5. The registrant’s other certifying officer(s) and I have disclosed, based on our most recent evaluation of internal control over financial reporting, to the registrant’s auditors and the audit committee of the registrant’s board of directors (or persons performing the equivalent functions):

 

  a) All significant deficiencies and material weaknesses in the design or operation of internal control over financial reporting which are reasonably likely to adversely affect the registrant’s ability to record, process, summarize and report financial information; and

 

  b) Any fraud, whether or not material, that involves management or other employees who have a significant role in the registrant’s internal control over financial reporting.

 

Date:   February 17, 2011  
Signature:  

/s/ JAMES H. BLOEM

 
 

James H. Bloem

Principal Financial Officer

 

Exhibit 32

CERTIFICATION PURSUANT TO 18 U.S.C. SECTION 1350, AS ADOPTED

PURSUANT TO SECTION 906 OF THE SARBANES-OXLEY ACT OF 2002

In connection with the Annual Report of Humana Inc. (the “Company”) on Form 10-K for the period ended December 31, 2010 as filed with the Securities and Exchange Commission on the date hereof (the “Report”), each of the undersigned hereby certifies, pursuant to 18 U.S.C. Sec. 1350, as adopted pursuant to Sec. 906 of the Sarbanes-Oxley Act of 2002, in his capacity as an officer of Humana Inc., that:

 

(1) The Report fully complies with the requirements of Section 13(a) of the Securities Exchange Act of 1934; and

 

(2) The information contained in the Report fairly presents, in all material respects, the financial condition and result of operations of the Company.

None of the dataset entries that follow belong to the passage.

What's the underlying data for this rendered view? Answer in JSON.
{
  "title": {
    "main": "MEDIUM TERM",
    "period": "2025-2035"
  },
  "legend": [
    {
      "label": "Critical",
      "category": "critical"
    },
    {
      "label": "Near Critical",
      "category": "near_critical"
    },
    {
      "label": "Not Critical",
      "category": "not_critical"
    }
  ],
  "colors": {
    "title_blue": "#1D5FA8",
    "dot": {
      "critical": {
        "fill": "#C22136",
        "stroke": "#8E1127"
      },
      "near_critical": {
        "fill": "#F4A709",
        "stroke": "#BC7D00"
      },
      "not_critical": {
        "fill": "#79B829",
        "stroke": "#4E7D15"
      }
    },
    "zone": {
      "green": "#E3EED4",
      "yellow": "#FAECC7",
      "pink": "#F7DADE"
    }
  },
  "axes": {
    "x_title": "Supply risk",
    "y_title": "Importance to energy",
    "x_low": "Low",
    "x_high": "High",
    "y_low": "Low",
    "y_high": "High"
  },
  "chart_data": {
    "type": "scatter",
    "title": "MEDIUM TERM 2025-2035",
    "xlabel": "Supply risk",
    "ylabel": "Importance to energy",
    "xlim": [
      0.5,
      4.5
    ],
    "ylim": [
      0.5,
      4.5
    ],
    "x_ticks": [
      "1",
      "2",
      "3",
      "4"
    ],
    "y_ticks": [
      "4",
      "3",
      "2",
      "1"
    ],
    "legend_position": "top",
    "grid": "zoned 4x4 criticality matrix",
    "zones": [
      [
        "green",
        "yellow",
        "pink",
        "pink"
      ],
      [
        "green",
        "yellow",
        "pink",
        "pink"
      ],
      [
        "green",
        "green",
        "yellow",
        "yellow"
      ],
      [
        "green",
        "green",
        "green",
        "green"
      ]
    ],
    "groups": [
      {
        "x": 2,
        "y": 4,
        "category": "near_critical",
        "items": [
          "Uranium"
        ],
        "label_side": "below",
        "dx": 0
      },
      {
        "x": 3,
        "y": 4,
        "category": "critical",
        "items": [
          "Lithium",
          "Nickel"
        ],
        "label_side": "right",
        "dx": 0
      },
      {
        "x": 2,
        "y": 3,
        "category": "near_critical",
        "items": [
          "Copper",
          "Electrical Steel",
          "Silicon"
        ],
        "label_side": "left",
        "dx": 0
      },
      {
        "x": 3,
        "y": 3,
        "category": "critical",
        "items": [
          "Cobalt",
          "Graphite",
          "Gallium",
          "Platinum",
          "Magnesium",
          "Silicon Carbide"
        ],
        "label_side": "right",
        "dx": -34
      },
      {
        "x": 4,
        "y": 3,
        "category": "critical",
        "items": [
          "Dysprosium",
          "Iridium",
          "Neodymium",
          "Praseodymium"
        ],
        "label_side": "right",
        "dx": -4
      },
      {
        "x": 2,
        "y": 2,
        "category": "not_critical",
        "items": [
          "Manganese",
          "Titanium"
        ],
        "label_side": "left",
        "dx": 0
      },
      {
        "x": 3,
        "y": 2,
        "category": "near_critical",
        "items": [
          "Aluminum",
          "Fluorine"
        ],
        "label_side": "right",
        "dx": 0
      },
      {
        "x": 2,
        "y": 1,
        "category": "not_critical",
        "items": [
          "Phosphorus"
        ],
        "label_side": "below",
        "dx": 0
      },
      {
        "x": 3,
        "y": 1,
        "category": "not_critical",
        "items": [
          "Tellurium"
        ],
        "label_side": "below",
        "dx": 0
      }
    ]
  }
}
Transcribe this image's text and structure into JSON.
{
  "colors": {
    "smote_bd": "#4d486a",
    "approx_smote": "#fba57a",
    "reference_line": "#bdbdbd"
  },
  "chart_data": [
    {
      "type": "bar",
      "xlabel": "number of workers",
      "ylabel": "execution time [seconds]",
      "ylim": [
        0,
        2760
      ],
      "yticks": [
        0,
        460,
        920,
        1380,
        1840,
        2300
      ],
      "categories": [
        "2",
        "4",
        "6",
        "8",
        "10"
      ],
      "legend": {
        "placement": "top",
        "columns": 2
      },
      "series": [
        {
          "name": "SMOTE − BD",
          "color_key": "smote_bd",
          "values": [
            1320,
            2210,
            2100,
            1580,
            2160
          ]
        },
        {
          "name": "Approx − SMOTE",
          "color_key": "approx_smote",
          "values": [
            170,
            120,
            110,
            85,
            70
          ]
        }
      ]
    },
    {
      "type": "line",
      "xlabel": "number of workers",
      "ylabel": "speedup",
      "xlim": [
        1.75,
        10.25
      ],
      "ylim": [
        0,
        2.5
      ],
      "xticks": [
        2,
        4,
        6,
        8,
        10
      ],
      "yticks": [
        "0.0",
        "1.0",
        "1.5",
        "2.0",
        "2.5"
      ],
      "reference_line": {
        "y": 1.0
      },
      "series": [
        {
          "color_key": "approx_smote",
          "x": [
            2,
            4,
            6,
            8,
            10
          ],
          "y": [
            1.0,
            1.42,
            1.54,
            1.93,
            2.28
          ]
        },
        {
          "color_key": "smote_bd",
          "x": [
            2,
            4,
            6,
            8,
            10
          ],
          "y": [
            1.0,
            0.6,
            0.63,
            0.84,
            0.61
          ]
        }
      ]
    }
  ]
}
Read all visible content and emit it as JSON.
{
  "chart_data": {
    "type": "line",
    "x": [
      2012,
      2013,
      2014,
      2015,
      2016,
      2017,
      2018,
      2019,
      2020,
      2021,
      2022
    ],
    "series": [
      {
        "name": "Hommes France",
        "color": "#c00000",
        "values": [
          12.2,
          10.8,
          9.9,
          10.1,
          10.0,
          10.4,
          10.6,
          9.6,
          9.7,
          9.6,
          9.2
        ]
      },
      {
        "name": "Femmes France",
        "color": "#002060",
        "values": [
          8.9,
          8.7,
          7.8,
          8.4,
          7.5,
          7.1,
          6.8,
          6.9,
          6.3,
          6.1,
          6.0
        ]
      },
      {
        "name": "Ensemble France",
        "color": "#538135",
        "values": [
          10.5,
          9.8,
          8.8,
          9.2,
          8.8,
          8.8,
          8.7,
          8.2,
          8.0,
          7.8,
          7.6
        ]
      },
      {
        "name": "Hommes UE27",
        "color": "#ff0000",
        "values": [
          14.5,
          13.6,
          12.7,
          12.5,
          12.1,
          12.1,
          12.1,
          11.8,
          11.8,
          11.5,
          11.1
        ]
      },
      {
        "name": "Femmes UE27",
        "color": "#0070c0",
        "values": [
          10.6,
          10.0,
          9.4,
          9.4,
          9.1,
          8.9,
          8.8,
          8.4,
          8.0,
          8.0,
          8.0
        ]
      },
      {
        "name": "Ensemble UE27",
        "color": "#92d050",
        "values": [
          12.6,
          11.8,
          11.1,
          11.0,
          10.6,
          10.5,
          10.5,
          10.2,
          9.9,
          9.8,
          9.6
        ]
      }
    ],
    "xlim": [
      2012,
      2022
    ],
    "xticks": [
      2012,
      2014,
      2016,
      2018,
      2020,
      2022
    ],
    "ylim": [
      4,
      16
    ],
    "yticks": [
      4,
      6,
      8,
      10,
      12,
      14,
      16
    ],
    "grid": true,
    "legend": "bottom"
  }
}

/s/ MICHAEL B. MCCALLISTER

Michael B. McCallister
Chairman and Chief Executive Officer

February 17, 2011

/s/ JAMES H. BLOEM

James H. Bloem
Senior Vice President, Chief Financial Officer and Treasurer

February 17, 2011

A signed original of this written statement required by Section 906 has been provided to Humana Inc. and will be retained by Humana Inc. and furnished to the Securities and Exchange Commission or its staff upon request.